Algorithm II

12. Local Search

WU Xiaokun 吴晓堃

xkun.wu [at] gmail

Coping with NP-completeness

Q. Suppose I need to solve an NP-hard problem. What should I do?
A. Sacrifice one of three desired features.

1. Solve arbitrary instances of the problem.
1. Solve problem to optimality.
1. Solve problem in polynomial time.

Gradient descent

Gradient descent: vertex cover

Vertex cover. Given a graph G = (V, E), find a subset of nodes S of minimal cardinality such that for each (u, v) \in E, either u or v (or both) are in S.

Neighbor relation. S \sim S' if S' can be obtained from S by adding or deleting a single node. Each vertex cover S has at most n neighbors.

Gradient descent. Start with S = V. If there is a neighbor S' that is a vertex cover and has lower cardinality, replace S with S'.

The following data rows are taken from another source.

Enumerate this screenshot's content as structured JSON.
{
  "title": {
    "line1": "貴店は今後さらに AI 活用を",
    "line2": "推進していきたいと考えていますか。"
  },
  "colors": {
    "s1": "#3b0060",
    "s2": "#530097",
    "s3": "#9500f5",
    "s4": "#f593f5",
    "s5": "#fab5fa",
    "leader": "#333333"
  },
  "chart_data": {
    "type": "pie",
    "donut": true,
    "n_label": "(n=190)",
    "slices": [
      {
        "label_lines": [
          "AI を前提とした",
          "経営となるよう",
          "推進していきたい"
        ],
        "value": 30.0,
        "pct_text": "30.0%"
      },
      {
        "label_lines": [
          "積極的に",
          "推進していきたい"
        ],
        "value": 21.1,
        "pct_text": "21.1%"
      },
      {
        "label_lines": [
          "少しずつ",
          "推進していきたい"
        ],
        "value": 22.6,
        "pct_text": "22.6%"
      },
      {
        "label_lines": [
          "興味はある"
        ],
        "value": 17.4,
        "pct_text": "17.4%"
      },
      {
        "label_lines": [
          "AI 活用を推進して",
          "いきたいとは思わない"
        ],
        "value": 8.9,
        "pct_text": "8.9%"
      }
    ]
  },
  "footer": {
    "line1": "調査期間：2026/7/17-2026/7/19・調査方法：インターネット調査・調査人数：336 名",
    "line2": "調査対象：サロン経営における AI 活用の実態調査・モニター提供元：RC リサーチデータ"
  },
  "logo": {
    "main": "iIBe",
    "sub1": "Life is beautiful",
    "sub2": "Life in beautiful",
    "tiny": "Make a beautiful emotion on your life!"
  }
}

Remark. Algorithm terminates after at most n steps since each update decreases the size of the cover by one.

Gradient descent: vertex cover

Local optimum. No neighbor is strictly better.

Local search

Local search. Algorithm that explores the space of possible solutions in sequential fashion, moving from a current solution to a “nearby” one.

Neighbor relation. Let S \sim S' be a neighbor relation for the problem.

Gradient descent. Let S denote current solution. If there is a neighbor S' of S with strictly lower cost, replace S with the neighbor whose cost is as small as possible. Otherwise, terminate the algorithm.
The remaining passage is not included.